Tot voor kort was het onduidelijk hoe boetes behandeld werden wanneer ze gaan over de periode waarin de handhavingsmarges nog niet bekend waren, maar waar het voornemen tot de boete pas na 18 december 2018 verstuurd is. In een procedure die wij namens een klant voerden heeft de Rechtbank van Zeeland en West-Brabant hier uitspraak over gedaan.
Het melkveebedrijf kreeg op 6 juni 2019 meerdere bestuurlijke boetes opgelegd voor verschillende overtredingen van de Meststoffenwet over het jaar 2016. De controle en NVWA-rapporten over deze overtredingen zijn rond april en mei 2018 opgesteld. Ten tijde van het opstellen van deze rapporten waren de tolerantie-, zekerheids-, en handhavingsmarges nog niet bekend. Over dit feit is door ons beroep ingesteld.

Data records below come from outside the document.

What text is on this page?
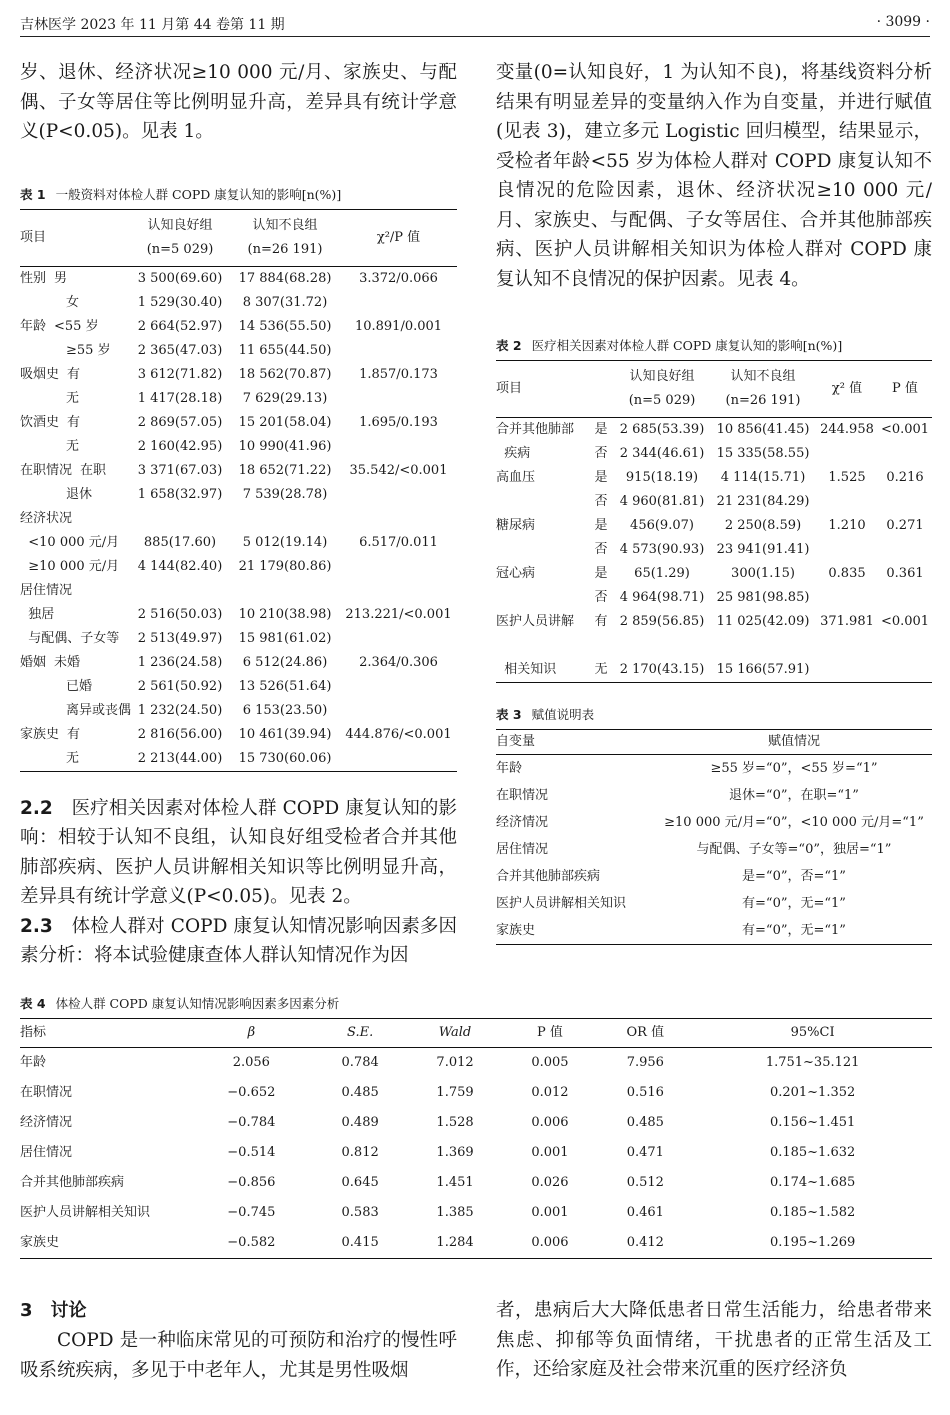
吉林医学 2023 年 11 月第 44 卷第 11 期	· 3099 ·

岁、退休、经济状况≥10 000 元/月、家族史、与配偶、子女等居住等比例明显升高，差异具有统计学意义(P<0.05)。见表 1。

表 1 一般资料对体检人群 COPD 康复认知的影响[n(%)]

项目	认知良好组	认知不良组	χ²/P 值
	(n=5 029)	(n=26 191)	
性别 男	3 500(69.60)	17 884(68.28)	3.372/0.066
女	1 529(30.40)	8 307(31.72)	
年龄 <55 岁	2 664(52.97)	14 536(55.50)	10.891/0.001
≥55 岁	2 365(47.03)	11 655(44.50)	
吸烟史 有	3 612(71.82)	18 562(70.87)	1.857/0.173
无	1 417(28.18)	7 629(29.13)	
饮酒史 有	2 869(57.05)	15 201(58.04)	1.695/0.193
无	2 160(42.95)	10 990(41.96)	
在职情况 在职	3 371(67.03)	18 652(71.22)	35.542/<0.001
退休	1 658(32.97)	7 539(28.78)	
经济状况			
<10 000 元/月	885(17.60)	5 012(19.14)	6.517/0.011
≥10 000 元/月	4 144(82.40)	21 179(80.86)	
居住情况			
独居	2 516(50.03)	10 210(38.98)	213.221/<0.001
与配偶、子女等	2 513(49.97)	15 981(61.02)	
婚姻 未婚	1 236(24.58)	6 512(24.86)	2.364/0.306
已婚	2 561(50.92)	13 526(51.64)	
离异或丧偶	1 232(24.50)	6 153(23.50)	
家族史 有	2 816(56.00)	10 461(39.94)	444.876/<0.001
无	2 213(44.00)	15 730(60.06)	

2.2　 医疗相关因素对体检人群 COPD 康复认知的影响：相较于认知不良组，认知良好组受检者合并其他肺部疾病、医护人员讲解相关知识等比例明显升高，差异具有统计学意义(P<0.05)。见表 2。

2.3　 体检人群对 COPD 康复认知情况影响因素多因素分析：将本试验健康查体人群认知情况作为因

变量(0=认知良好，1 为认知不良)，将基线资料分析结果有明显差异的变量纳入作为自变量，并进行赋值(见表 3)，建立多元 Logistic 回归模型，结果显示，受检者年龄<55 岁为体检人群对 COPD 康复认知不良情况的危险因素，退休、经济状况≥10 000 元/月、家族史、与配偶、子女等居住、合并其他肺部疾病、医护人员讲解相关知识为体检人群对 COPD 康复认知不良情况的保护因素。见表 4。

表 2 医疗相关因素对体检人群 COPD 康复认知的影响[n(%)]

项目		认知良好组	认知不良组	χ² 值	P 值
		(n=5 029)	(n=26 191)		
合并其他肺部	是	2 685(53.39)	10 856(41.45)	244.958	<0.001
疾病	否	2 344(46.61)	15 335(58.55)		
高血压	是	915(18.19)	4 114(15.71)	1.525	0.216
	否	4 960(81.81)	21 231(84.29)		
糖尿病	是	456(9.07)	2 250(8.59)	1.210	0.271
	否	4 573(90.93)	23 941(91.41)		
冠心病	是	65(1.29)	300(1.15)	0.835	0.361
	否	4 964(98.71)	25 981(98.85)		
医护人员讲解	有	2 859(56.85)	11 025(42.09)	371.981	<0.001

相关知识	无	2 170(43.15)	15 166(57.91)		

表 3 赋值说明表

自变量	赋值情况
年龄	≥55 岁=“0”，<55 岁=“1”
在职情况	退休=“0”，在职=“1”
经济情况	≥10 000 元/月=“0”，<10 000 元/月=“1”
居住情况	与配偶、子女等=“0”，独居=“1”
合并其他肺部疾病	是=“0”，否=“1”
医护人员讲解相关知识	有=“0”，无=“1”
家族史	有=“0”，无=“1”

表 4 体检人群 COPD 康复认知情况影响因素多因素分析

指标	β	S.E.	Wald	P 值	OR 值	95%CI
年龄	2.056	0.784	7.012	0.005	7.956	1.751~35.121
在职情况	−0.652	0.485	1.759	0.012	0.516	0.201~1.352
经济情况	−0.784	0.489	1.528	0.006	0.485	0.156~1.451
居住情况	−0.514	0.812	1.369	0.001	0.471	0.185~1.632
合并其他肺部疾病	−0.856	0.645	1.451	0.026	0.512	0.174~1.685
医护人员讲解相关知识	−0.745	0.583	1.385	0.001	0.461	0.185~1.582
家族史	−0.582	0.415	1.284	0.006	0.412	0.195~1.269
3　 讨论

COPD 是一种临床常见的可预防和治疗的慢性呼吸系统疾病，多见于中老年人，尤其是男性吸烟

者，患病后大大降低患者日常生活能力，给患者带来焦虑、抑郁等负面情绪，干扰患者的正常生活及工作，还给家庭及社会带来沉重的医疗经济负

De rechtbank heeft nu besloten dat de minister een juiste invulling heeft gegeven aan de uitspraak van het College van Beroep van 18 december 2018. De rechtbank acht het niet noodzakelijk dat deze marges bekend zijn op het moment van overtreden. Op het moment dat het voornemen tot opleggen van een boete verstuurd werd, waren deze marges gepubliceerd. De rechtbank gaat mee met de minister en stelt dat het melkveebedrijf voldoende informatie heeft gehad om zichzelf adequaat te kunnen verdedigen tegen het boetebesluit en de daaraan onderliggende feiten.
Deze uitspraak van de rechter geeft aan dat de openbaarheid van marges pas vereist is op het moment dat het voornemen tot boete aan de betrokkene wordt medegedeeld.